Here is an example: i once wrote a function for distributed execution of commands (via ssh-sessions). Now i thought: what do i need to know?

1) the host on which to execute
2) the command to execute
3) the use which to use for the connection
4) the user under which to execute

What do i need to give back to the calling routine?

1) The error level of the command executed
2) any output it might produce (stdout and stderr)
3) a return value of the function itself in case something goes wrong (host refused connection, etc.)

So i could write a function outline like that:

function fExecRemote
typeset chHost="$1"
typeset chConnUser="$2"
typeset chRemUser"$3"
typeset chCommand="$4"

ssh -nqo 'BatchMode = yes' "$chConnUser"@"$chHost" "sudo su - $chRemUser $chCommand"

return $?
}

# main()

fExecRemote "host1" "myself" "myself" "ls -l"
echo $?

exit 0

Things to do (obviously): catch the output, check if a connection is possible (system can be pinged, ssh-keys are exchanged, ...) and so on ... but this is implementation, not design.

For things a function has to manipulate (instead of just know) there are two ways: first, you can catch the <stdout> of a function:

function fSub
{

echo "bla"
echo "foo"
echo "bar"

return 0
}

# main()
typeset OUTPUT=""

fSub | while read OUTPUT ; do
  ....
done

Second, there is the process substitution:

function fSub
{
echo "bla"

return 0
}

# main()
typeset var=$(fSub)

I hope this helps.

bakunin

Don_Cragun · July 13, 2016, 3:16pm

In addition to the sage advice bakunin provided, the following code in your _exec function seem to demonstrate a misunderstanding of how parameter expansions work in the shell:

        local CMD=$1
        local OUT="$( $CMD 2>&1 ;echo "||$?" )"
        local EXIT_CODE="${OUT##*||}"

        # if no output is there at all [[:space:]]* does
        # not match. So do one with space and one without

        OUT="${OUT%[[:space:]]*||[0-9]*}"
        OUT="${OUT%||[0-9]*}"
        OUT="${OUT:-<EMPTY>}"

In the four shell parameter expansions:

${var%pattern}
${var%%pattern}
${var#pattern}
${var##pattern}

pattern is a filename matching pattern; not a regular expression. To get rid of the last || followed by any string of characters from the end of the variable var , you just need:

output=${out%||*}

or (given the way you assign values to the variable out ):

output=${out%||$EXIT_CODE}

should produce identical results.

You then seem to be trying to strip off trailing whitespace characters from the output produced by running $CMD 2>&1 and, after doing that, to change an empty string to the non-empty string EMPTY . But, I have no idea why that is something you would want to do??? And, if that is something you want to do, that is not the way to do it.

joker · July 14, 2016, 4:31pm

Thanks for you effort to help me. I'm not a programmer, but a senior system administrator with experience in a dozen different scripting languages and some mainly school-only experience with C/C++/Java.
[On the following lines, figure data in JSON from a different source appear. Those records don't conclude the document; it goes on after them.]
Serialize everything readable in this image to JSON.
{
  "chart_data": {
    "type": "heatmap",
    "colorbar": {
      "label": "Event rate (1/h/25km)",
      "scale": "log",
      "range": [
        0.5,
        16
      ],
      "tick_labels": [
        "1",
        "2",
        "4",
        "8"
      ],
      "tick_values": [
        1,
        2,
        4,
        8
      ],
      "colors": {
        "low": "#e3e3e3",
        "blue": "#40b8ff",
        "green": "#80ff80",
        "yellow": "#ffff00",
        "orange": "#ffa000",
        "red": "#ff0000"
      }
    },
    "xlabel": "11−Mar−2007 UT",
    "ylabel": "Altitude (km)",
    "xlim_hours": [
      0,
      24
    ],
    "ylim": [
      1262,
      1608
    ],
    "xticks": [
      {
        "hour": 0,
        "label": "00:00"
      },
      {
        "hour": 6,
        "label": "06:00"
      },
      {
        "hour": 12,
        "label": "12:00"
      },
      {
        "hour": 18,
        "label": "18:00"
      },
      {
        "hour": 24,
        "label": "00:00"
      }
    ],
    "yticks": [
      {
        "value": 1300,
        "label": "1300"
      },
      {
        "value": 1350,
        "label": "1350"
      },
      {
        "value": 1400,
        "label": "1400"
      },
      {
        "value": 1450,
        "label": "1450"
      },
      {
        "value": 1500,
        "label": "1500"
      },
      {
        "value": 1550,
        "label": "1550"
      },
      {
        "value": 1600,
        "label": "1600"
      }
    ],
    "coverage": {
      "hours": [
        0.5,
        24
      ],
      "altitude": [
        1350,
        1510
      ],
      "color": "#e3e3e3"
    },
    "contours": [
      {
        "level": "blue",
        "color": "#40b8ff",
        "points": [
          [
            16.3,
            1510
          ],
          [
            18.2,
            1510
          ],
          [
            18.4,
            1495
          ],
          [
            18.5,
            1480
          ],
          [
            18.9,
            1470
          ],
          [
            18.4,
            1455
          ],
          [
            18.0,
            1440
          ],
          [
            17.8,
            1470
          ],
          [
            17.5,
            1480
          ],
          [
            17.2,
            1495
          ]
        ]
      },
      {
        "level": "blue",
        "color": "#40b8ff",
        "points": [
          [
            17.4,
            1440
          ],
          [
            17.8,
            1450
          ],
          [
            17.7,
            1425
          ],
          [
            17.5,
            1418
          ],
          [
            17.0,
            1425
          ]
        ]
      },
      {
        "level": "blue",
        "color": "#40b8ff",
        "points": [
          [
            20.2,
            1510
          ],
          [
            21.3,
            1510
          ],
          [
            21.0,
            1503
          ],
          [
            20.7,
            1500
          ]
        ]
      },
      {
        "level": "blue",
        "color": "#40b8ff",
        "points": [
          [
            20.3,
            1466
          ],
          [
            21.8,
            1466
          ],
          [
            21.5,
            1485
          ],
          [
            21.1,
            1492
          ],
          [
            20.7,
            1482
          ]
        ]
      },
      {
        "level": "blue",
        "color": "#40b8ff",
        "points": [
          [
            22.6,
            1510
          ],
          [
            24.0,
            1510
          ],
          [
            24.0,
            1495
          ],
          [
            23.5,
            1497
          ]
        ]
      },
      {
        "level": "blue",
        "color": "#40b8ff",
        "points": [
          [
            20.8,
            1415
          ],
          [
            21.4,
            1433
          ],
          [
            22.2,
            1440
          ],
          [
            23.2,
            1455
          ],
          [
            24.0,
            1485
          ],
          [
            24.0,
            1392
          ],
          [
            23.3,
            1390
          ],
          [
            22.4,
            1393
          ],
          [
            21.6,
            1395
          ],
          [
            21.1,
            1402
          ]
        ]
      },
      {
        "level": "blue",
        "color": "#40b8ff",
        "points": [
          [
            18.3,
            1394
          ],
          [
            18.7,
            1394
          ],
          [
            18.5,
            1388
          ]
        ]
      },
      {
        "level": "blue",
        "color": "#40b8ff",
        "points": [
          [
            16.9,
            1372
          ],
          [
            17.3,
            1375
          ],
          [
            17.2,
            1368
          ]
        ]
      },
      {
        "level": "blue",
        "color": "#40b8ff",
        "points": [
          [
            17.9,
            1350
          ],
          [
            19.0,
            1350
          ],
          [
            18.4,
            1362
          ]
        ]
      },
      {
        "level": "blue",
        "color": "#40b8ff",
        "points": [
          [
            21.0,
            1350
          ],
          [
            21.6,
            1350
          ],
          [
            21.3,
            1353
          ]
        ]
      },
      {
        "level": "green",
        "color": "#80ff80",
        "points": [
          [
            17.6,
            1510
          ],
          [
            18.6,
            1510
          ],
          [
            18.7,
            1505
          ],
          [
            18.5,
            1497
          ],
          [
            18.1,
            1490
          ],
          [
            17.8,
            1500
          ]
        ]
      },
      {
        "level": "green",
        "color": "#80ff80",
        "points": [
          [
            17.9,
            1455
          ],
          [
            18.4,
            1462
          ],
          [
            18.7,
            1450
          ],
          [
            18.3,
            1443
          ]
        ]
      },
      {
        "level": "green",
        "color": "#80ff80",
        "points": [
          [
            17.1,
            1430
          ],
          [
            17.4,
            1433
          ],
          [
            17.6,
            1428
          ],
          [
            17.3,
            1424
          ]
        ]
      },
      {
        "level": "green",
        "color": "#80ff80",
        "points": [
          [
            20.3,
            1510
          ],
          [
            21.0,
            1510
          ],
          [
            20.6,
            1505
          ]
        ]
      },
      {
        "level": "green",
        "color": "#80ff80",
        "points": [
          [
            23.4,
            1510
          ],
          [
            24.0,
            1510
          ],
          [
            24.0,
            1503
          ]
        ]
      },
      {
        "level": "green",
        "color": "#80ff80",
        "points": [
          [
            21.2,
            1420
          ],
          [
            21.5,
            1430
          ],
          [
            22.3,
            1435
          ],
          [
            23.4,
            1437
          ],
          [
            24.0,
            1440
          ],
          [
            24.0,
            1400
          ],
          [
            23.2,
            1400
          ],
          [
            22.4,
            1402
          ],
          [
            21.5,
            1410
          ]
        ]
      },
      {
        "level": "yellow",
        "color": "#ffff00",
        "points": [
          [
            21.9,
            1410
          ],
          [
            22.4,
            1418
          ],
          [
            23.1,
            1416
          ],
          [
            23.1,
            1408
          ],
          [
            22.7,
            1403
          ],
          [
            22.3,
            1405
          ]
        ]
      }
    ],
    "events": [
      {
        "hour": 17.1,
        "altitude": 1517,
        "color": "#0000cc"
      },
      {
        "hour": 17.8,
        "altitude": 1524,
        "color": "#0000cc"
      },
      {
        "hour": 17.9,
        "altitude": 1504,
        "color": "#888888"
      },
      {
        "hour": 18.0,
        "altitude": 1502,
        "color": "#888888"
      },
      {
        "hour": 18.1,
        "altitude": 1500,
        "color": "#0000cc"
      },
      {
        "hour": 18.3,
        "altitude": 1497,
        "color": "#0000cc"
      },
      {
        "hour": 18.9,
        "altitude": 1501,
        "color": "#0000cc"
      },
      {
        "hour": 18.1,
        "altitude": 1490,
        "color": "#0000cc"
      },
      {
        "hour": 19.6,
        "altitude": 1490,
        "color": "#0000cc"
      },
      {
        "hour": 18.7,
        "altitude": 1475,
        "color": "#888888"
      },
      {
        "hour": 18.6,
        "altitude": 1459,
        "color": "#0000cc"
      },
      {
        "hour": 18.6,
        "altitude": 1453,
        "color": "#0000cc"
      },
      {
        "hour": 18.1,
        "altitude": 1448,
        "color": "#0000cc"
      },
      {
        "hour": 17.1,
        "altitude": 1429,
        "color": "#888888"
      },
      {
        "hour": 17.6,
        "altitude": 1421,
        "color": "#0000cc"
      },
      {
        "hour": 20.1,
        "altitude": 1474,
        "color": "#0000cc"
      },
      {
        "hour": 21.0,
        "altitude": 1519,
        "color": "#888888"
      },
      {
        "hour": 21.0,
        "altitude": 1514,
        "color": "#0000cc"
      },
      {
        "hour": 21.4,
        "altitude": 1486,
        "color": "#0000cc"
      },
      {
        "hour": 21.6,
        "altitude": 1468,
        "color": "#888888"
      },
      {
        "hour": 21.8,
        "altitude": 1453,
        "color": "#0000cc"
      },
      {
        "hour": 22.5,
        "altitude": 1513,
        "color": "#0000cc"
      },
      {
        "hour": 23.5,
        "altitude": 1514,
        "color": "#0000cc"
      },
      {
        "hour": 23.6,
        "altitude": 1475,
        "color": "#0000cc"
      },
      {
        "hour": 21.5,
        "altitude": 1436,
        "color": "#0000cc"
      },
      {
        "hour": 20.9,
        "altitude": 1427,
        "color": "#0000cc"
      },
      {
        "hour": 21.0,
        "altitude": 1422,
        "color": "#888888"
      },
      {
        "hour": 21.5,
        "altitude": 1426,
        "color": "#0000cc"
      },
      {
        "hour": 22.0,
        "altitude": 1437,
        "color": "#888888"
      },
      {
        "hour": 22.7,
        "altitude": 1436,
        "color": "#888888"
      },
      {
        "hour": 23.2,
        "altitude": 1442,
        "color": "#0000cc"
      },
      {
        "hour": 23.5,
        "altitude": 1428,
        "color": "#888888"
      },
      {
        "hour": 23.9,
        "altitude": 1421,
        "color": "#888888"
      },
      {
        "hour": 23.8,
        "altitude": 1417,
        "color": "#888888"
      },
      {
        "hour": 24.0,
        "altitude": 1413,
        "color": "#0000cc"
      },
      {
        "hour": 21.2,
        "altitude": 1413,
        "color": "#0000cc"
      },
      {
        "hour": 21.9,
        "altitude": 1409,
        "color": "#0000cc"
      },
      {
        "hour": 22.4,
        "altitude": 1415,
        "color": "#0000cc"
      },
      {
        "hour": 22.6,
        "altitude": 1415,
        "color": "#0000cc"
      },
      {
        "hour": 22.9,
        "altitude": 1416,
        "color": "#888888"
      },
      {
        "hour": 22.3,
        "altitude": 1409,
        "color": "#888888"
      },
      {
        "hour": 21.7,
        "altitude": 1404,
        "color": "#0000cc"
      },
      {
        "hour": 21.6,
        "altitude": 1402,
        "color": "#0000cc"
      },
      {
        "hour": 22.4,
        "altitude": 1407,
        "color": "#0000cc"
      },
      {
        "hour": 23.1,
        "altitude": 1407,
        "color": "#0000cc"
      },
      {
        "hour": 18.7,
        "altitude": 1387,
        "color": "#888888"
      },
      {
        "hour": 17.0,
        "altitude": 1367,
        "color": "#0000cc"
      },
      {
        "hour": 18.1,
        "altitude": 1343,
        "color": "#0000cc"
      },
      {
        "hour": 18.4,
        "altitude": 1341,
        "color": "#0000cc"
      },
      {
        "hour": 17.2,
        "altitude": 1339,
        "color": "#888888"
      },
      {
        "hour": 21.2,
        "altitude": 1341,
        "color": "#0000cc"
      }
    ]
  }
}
I read your thread in full but did not discover any additional knowledge, which I do not already have. But again, thanks for your kindness to write such extensive explanations for me.

pattern is a filename matching pattern; not a regular expression. To get rid of the last || followed by any string of characters from the end of the variable var , you just need:

Code:
output=${out%||*}

Of course that is correct. I wrote ${out%||[0-9]*}, because I wanted a numerical value(Exit code) to be matched. That is not meant as a regex. Since it never should be zero chars long, which would be the meaning of the regex. It should be a number followed by something.

The reason was because of the not very likely case, the program output contains ||. I'm realizing now that this is not possible, because ${..%||*} matches only the last occurrance of the the pattern, which must be the one I appended myself. So my construction does not add any extra value.

OUT="${OUT:-<EMPTY>}"

Setting OUT to the string "<EMPTY>" is exactly what I'm accomplishing here. The reason is to explicitly point out in the logfile that the command did not output any result. I want it that way because it's a clearer message than just an empty string, which may have other reasons to occur.

---

Thanks for all hints so far. Any hints on the main question asked? ...which is: Ideas and hints to getting nicer, more easy to use/read bash-code on the calling side outside of the _exec function.